Este ingrediente alimentar comum pode moldar a saúde de uma criança para o resto da vida

Este ingrediente alimentar comum pode moldar a saúde de uma criança para o resto da vida

Este ingrediente alimentar comum pode moldar a saúde de uma criança para o resto da vida

Pesquisadores do Instituto Pasteur e do Inserm descobriram que quando as mães ratos consomem emulsificantes dietéticos, isso pode afetar negativamente a microbiota intestinal de seus descendentes. Estas alterações precoces nas bactérias intestinais estão associadas a um maior risco de doenças intestinais inflamatórias crónicas e obesidade mais tarde na vida. As descobertas apontam para possíveis efeitos na saúde que se estendem através de gerações e sublinham a necessidade de estudos em humanos, particularmente para compreender como a exposição precoce a emulsionantes pode influenciar a saúde a longo prazo. O estudo foi publicado em Comunicações da Natureza.

Emulsionantes são aditivos amplamente utilizados em alimentos processados ​​para melhorar a textura e prolongar a vida útil. Eles são comuns em produtos como laticínios, assados, sorvetes e algumas fórmulas em pó para bebês. Apesar da sua utilização generalizada, os cientistas ainda sabem relativamente pouco sobre a forma como estas substâncias afetam a saúde humana, especialmente o seu impacto na microbiota intestinal.

Como o estudo foi conduzido

A pesquisa foi liderada por Benoit Chassaing, Diretor de Pesquisa do Inserm e Chefe do Laboratório de Interações Microbioma-Hospedeiro (uma unidade do Inserm no Instituto Pasteur). No estudo, camundongos fêmeas receberam dois emulsificantes comumente usados, carboximetilcelulose (E466) e polissorbato 80 (E433), começando dez semanas antes da gravidez e continuando durante a gravidez e a amamentação. Os pesquisadores examinaram então a microbiota intestinal dos descendentes, que nunca haviam consumido diretamente esses emulsificantes.

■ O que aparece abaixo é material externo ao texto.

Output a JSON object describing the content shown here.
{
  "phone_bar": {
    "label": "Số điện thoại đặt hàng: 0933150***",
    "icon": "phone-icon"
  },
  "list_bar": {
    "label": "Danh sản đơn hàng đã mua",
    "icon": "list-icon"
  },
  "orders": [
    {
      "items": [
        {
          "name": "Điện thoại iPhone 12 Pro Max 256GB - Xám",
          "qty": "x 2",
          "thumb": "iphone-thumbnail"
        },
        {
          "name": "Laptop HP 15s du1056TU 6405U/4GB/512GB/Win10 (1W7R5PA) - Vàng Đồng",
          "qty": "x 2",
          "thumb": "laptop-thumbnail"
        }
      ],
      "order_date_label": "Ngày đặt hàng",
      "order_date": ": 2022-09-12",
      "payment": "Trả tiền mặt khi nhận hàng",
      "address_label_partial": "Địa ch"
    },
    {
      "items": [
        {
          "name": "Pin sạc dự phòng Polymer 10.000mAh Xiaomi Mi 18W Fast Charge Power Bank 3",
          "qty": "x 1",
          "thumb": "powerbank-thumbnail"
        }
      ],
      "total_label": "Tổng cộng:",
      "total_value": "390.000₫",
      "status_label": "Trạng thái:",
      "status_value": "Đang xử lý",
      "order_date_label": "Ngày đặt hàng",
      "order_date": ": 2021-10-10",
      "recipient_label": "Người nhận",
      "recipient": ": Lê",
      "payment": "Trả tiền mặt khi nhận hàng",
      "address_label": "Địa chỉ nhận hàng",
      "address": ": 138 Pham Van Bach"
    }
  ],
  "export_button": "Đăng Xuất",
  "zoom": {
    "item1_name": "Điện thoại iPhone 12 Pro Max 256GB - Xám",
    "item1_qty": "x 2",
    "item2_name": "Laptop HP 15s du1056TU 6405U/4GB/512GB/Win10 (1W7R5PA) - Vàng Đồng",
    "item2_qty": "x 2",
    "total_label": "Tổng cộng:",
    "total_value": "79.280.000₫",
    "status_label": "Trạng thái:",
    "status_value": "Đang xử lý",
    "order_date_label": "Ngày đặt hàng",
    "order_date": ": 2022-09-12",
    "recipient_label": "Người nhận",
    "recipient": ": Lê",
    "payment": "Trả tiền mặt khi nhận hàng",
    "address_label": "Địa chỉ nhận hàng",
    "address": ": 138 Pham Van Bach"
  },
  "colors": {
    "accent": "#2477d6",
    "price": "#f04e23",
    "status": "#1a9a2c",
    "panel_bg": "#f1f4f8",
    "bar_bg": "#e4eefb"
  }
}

Os resultados mostraram que os ratos jovens experimentaram mudanças visíveis nas bactérias intestinais nas primeiras semanas de vida. Este período é especialmente importante porque as mães transmitem naturalmente parte da sua microbiota aos filhos através de contacto próximo.

Comunicação intestinal-imune interrompida

A microbiota alterada incluía níveis mais elevados de bactérias flageladas, que são conhecidas por ativar o sistema imunológico e promover a inflamação. Os pesquisadores também observaram que mais bactérias entravam em contato próximo com o revestimento intestinal. Este processo, descrito como “invasão” bacteriana, fez com que certas vias intestinais se fechassem mais cedo do que o normal. Estas vias geralmente permitem que pequenos fragmentos bacterianos atravessem o revestimento intestinal para que o sistema imunológico possa reconhecê-los e aprender a tolerar a microbiota do próprio corpo.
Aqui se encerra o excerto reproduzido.